« On oublie ce que manger veut dire »

Il faut rendre à l’alimentation ses dimensions sociales et symboliques pour nous redonner le goût du bien manger. C’est en résumé l’opinion de Paul Ariès. Militant de la décroissance et de l’écologie politique, il animera une conférence, ce soir à 18h30, à Buxerolles.

Romain Mudrak

Le7.info

Pourquoi s’intéresser à « ce que manger veut dire » ?
« Nous vivons actuellement une double révolution. D’abord celle du contenu de l’assiette. Tous les spécialistes s’accordent à dire que 80% de ce que nous mangerons dans vingt ou trente ans n’existe pas encore, qu’il s’agisse des OGM, des alicaments, des aliments restruc- turés ou des biotechnologies alimentaires en général. Reste à savoir si nous voulons aller dans cette direction.
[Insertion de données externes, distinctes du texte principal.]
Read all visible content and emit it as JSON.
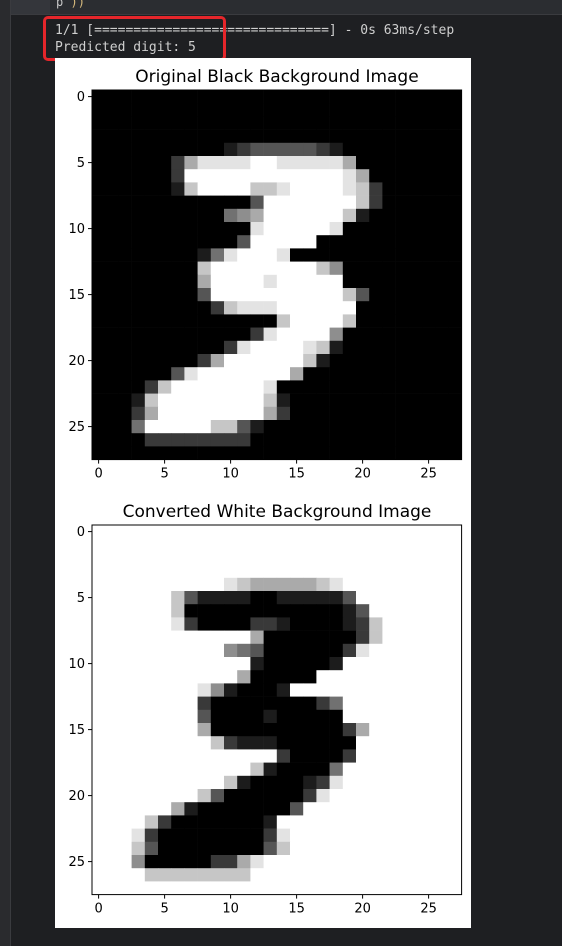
{
  "window": {
    "top_text_fragment": "p",
    "top_text_accent": "))"
  },
  "console": {
    "progress_line": "1/1 [==============================] - 0s 63ms/step",
    "prediction_line": "Predicted digit: 5"
  },
  "colors": {
    "highlight_box": "#e5262b",
    "background": "#1e1f22"
  },
  "chart_data": [
    {
      "type": "heatmap",
      "title": "Original Black Background Image",
      "colormap": "gray",
      "x_ticks": [
        0,
        5,
        10,
        15,
        20,
        25
      ],
      "y_ticks": [
        0,
        5,
        10,
        15,
        20,
        25
      ],
      "xlim": [
        -0.5,
        27.5
      ],
      "ylim": [
        27.5,
        -0.5
      ],
      "grid": false,
      "pixels": [
        "............................",
        "............................",
        "............................",
        "............................",
        "..........123333321.........",
        "......26888899888886........",
        "......299999999999986.......",
        "......1799997789999872......",
        "............3999999972......",
        "..........45699999971.......",
        "............8999998.........",
        "...........399999...........",
        "........1489998.............",
        "........79999999975.........",
        "........69999899999.........",
        "........3999999999973.......",
        ".........27888999999........",
        "..............799997........",
        "............2899995.........",
        "..........289999871.........",
        "........2699999971..........",
        "......3899999996............",
        "....2799999998..............",
        "...179999999971.............",
        "...269999999962.............",
        "...4999997731...............",
        "....22222222................",
        "............................"
      ]
    },
    {
      "type": "heatmap",
      "title": "Converted White Background Image",
      "colormap": "gray_inverted",
      "x_ticks": [
        0,
        5,
        10,
        15,
        20,
        25
      ],
      "y_ticks": [
        0,
        5,
        10,
        15,
        20,
        25
      ],
      "xlim": [
        -0.5,
        27.5
      ],
      "ylim": [
        27.5,
        -0.5
      ],
      "grid": false,
      "pixels": "same_as_original_inverted"
    }
  ]
}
Mais au-delà, cette révolution en masque une seconde tout aussi importante. On oublie progressivement ce que manger veut dire, autrement dit ce que recouvrent les dimensions sociales et symboliques de l’alimentation. »

Vous voyagez à travers l’histoire de l’alimentation. Qu’apprend-on sur ce second thème ?
« Je suis convaincu qu’il faut regarder très loin dans le passé pour comprendre la situation présente et à venir. Cela nous permet de comprendre les grands invariants. La table française reste largement tributaire de l’histoire. Par exemple, les Egyptiens ont inventé l’alimentation symbolique. Ils ont été les premiers à concevoir la table comme un langage. De leur côté, les Grecs associaient table et partage. Manger seul était un déshonneur. Les Romains ont intégré la notion de plaisir. Les Mérovingiens ont été les premiers à s’asseoir à table avec des amis. La mauvaise nouvelle est venue de la christianisation de la table, qui a détourné le péché de gourman- dise. 99% des gens, les vilains, n’ont plus eu accès à la viande. Ils devaient se contenter de ce qui poussait sous la terre, plus proche de l’Enfer donc dévalorisé. »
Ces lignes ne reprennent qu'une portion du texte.